Unfortunately, the Indiana Department of Education gets away with claiming a high school graduation rate that isn’t much more believable. The state claims that its rate is 90.1 percent, but this just isn’t a realistic figure. Using publicly available enrollment figures, we estimate that Indiana’s high school graduation rate is 74 percent.
The state can get away with publishing an unrealistic graduation rate because it’s impossible for anyone to check its calculations directly. The state is supposed to track individual students to see who graduates, who moves out of state and who drops out. But because student records are confidential, nobody can check to see whether the state does a good (or even adequate) job of fulfilling this responsibility.
There are plenty of reasons why Indiana, like many other states, would drastically overstate the percentage of high school students that graduate. For one thing, keeping track of individual students just isn’t the kind of job the school system is designed to do well. For another, the system is under a lot of political pressure to inflate its estimate of the percentage of students who graduate.
Tracking individuals as they move from place to place and change their life arrangements is maddeningly difficult even for the people who run the U.S. Census, and that’s pretty much all they do. For a school whose staff is busy with educating students, the job is all the more frustrating.
This problem is compounded by the perverse political incentives under which the system operates.

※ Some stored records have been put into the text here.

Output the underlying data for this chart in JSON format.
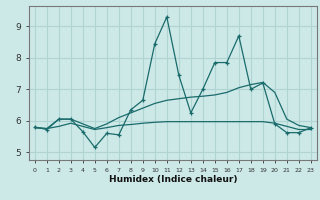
{
  "xlabel": "Humidex (Indice chaleur)",
  "xlim": [
    -0.5,
    23.5
  ],
  "ylim": [
    4.75,
    9.65
  ],
  "yticks": [
    5,
    6,
    7,
    8,
    9
  ],
  "xticks": [
    0,
    1,
    2,
    3,
    4,
    5,
    6,
    7,
    8,
    9,
    10,
    11,
    12,
    13,
    14,
    15,
    16,
    17,
    18,
    19,
    20,
    21,
    22,
    23
  ],
  "bg_color": "#cce9e8",
  "line_color": "#1a6b6b",
  "grid_color": "#afd4d3",
  "line1": {
    "x": [
      0,
      1,
      2,
      3,
      4,
      5,
      6,
      7,
      8,
      9,
      10,
      11,
      12,
      13,
      14,
      15,
      16,
      17,
      18,
      19,
      20,
      21,
      22,
      23
    ],
    "y": [
      5.8,
      5.72,
      6.05,
      6.05,
      5.65,
      5.15,
      5.6,
      5.55,
      6.35,
      6.65,
      8.45,
      9.3,
      7.45,
      6.25,
      7.0,
      7.85,
      7.85,
      8.7,
      7.0,
      7.2,
      5.9,
      5.62,
      5.62,
      5.78
    ]
  },
  "line2": {
    "x": [
      0,
      1,
      2,
      3,
      4,
      5,
      6,
      7,
      8,
      9,
      10,
      11,
      12,
      13,
      14,
      15,
      16,
      17,
      18,
      19,
      20,
      21,
      22,
      23
    ],
    "y": [
      5.78,
      5.75,
      6.05,
      6.05,
      5.9,
      5.75,
      5.9,
      6.1,
      6.25,
      6.4,
      6.55,
      6.65,
      6.7,
      6.75,
      6.78,
      6.82,
      6.9,
      7.05,
      7.15,
      7.22,
      6.9,
      6.05,
      5.85,
      5.78
    ]
  },
  "line3": {
    "x": [
      0,
      1,
      2,
      3,
      4,
      5,
      6,
      7,
      8,
      9,
      10,
      11,
      12,
      13,
      14,
      15,
      16,
      17,
      18,
      19,
      20,
      21,
      22,
      23
    ],
    "y": [
      5.78,
      5.75,
      5.82,
      5.92,
      5.82,
      5.72,
      5.78,
      5.85,
      5.88,
      5.92,
      5.95,
      5.97,
      5.97,
      5.97,
      5.97,
      5.97,
      5.97,
      5.97,
      5.97,
      5.97,
      5.92,
      5.82,
      5.72,
      5.72
    ]
  }
}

When the state claims that few kids drop out of school, the voters and taxpayers who support the system are happy. On the other hand, every time the state identifies a student as a dropout, that’s one more piece of bad news for the system.
Small wonder, then, that schools seem to go out of their way not to count students as dropouts. If schools don’t have any information on whether a student left the system because he moved or because he dropped out, they have little incentive to find out. It’s much better for them just to eliminate that student from their calculations, or include him under a heading like "unknown." Students who get a GED or say they intend to get a GED are often counted as high school graduates.
In contrast to these murky procedures, we use a simple method to estimate graduation rates based on publicly available enrolment data. We start with the number of students enrolled in ninth grade, making an adjustment to account for the presence of students repeating ninth grade. Then we look at changes in the total high school student population over the following four years and use this information to calculate how many students from our entering ninth grade class should have graduated four years later if none had dropped out.
By comparing this figure to the actual number of high school diplomas handed out in that year, we produce a reliable estimate of the graduation rate. While Indiana’s official graduation rate of 90.1 percent is based on an unreliable method that outside observers can’t double-check, our estimated graduation rate of 74 percent is a simple calculation based on figures that anyone with a computer can access.
Inflated graduation rates are a nationwide problem. Many states publish an official graduation rate that’s nowhere near the figures our method produces. Even the National Center for Education Statistics, a generally reliable source of education data run by the U.S. Department of Education, claims that the national graduation rate is 86.5 percent. In a new study sponsored by the Bill & Melinda Gates Foundation, we estimate it at only 70 percent.
Indiana’s education officials should wake up and count the dropouts. How can voters make informed decisions about education policy if Indiana makes claims that are so far out of touch with reality?